En quoi est-ce praticable ? Et est-ce même nécessaire : à moins d'être Jason Bourne, est-ce vraiment grave d'apparaître en photo avec l'équipe gagnante du quiz d'entreprise de 2014 ? Pourtant, des entreprises de toutes tailles pourraient potentiellement s'enliser dans des tâches administratives, à traquer les mentions les plus éphémères dans le délai de conformité de 30 jours. À long terme, les entreprises pourraient réexaminer leurs communications d'entreprise, ou les systèmes qu'elles utilisent — en privilégiant un système unique pour tout gérer et faciliter la recherche de données, plutôt que les meilleures solutions de chaque catégorie qui permettent à leurs collaborateurs de travailler au mieux. Ou les entreprises commenceront-elles à demander aux employés de renoncer à leur droit à l'effacement pour se couvrir pour la fois où Pierre est mentionné dans la newsletter de l'entreprise ? Et cela serait-il même légal ?

On doit se demander à quel moment les données personnelles deviennent des données d'entreprise ? L'histoire ne peut pas être changée, Pierre faisait partie de l'entreprise, le salaire de Pierre faisait partie du budget l'année dernière. Le blog et la newsletter de l'entreprise représentent l'histoire de l'entreprise. Le budget, le blog et la newsletter sont la propriété de l'entreprise et reflètent, à des titres divers, l'histoire de cette entreprise. Le RGPD s'étend-il au fait de modifier ou de réécrire cette histoire ?

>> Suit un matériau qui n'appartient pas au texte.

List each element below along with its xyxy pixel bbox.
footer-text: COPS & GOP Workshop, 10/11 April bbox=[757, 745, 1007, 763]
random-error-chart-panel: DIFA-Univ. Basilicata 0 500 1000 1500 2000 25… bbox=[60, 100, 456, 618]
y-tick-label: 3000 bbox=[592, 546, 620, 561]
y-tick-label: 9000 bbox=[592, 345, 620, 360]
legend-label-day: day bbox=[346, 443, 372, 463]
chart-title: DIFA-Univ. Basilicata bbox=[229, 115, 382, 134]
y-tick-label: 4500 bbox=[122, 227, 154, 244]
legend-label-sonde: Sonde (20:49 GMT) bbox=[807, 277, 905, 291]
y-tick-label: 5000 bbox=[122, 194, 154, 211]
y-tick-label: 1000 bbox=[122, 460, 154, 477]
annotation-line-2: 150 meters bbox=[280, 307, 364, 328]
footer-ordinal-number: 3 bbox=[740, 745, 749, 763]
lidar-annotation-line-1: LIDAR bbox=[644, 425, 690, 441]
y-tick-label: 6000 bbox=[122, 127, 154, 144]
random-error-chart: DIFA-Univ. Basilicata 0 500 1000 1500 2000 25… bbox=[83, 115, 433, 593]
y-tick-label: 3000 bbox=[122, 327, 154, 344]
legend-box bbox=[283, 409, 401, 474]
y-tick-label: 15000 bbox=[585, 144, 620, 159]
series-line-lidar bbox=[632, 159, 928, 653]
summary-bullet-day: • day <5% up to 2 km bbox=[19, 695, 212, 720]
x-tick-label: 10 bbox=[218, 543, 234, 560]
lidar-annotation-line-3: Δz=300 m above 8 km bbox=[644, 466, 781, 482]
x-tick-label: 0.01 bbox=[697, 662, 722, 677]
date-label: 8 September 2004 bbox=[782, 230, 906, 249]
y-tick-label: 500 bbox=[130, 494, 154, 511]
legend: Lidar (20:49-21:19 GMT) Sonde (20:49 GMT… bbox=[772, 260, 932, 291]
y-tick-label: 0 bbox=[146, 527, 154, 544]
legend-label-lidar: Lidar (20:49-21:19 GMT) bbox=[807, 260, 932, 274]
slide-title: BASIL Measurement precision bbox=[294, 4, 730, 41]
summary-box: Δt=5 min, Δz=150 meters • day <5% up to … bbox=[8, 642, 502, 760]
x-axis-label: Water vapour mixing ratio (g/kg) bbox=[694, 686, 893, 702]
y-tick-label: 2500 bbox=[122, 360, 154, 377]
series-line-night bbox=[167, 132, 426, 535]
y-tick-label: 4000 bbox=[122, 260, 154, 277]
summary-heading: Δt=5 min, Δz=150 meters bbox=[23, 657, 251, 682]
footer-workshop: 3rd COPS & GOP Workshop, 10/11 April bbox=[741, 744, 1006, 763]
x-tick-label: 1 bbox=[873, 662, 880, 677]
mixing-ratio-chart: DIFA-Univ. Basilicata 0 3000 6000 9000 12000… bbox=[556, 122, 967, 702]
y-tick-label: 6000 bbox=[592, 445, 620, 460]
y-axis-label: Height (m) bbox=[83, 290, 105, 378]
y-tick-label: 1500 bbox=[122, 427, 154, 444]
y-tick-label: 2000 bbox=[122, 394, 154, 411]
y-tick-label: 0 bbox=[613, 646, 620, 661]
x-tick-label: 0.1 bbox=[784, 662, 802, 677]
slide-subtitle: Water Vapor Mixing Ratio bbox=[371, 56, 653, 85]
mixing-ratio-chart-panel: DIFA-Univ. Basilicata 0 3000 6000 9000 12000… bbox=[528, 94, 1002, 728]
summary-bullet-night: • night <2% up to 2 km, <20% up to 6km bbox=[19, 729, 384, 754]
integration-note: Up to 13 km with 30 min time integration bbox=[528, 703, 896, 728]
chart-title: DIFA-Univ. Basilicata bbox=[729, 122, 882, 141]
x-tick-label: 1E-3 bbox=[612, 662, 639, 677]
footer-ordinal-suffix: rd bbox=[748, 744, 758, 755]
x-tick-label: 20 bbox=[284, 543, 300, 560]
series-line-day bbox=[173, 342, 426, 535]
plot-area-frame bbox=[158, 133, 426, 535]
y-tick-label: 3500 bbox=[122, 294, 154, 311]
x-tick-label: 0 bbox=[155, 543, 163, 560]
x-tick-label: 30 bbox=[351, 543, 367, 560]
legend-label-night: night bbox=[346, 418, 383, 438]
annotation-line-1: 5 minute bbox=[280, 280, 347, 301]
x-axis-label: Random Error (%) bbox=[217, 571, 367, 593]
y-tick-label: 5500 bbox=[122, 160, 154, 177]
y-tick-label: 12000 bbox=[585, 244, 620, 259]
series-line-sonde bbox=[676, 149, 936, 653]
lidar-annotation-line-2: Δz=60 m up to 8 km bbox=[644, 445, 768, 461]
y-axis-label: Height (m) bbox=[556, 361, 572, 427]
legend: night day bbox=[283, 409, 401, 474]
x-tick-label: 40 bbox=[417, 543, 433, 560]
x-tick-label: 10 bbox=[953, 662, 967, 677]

Certains de ces exemples peuvent sembler un peu facétieux, mais si l'on applique la lettre de la loi dans son interprétation la plus draconienne… Nous n'en sommes qu'aux balbutiements : le RGPD n'est en vigueur que depuis un mois et certains de ces détails seront sans doute réglés au fil du temps. Mais avec les États-Unis, l'Australie et l'Inde qui indiquent déjà qu'ils suivront l'exemple de l'Union européenne, il ne fait aucun doute que cela pourrait rapidement devenir la norme mondiale. Et le nombre de notifications RGPD que je vois aujourd'hui de la part d'entreprises sud-africaines témoigne de l'absence de frontières du monde numérique. J'espère que nous n'avons pas simplement entravé notre capacité à opérer dans un monde de plus en plus numérique et piloté par les données, en le noyant dans la bureaucratie.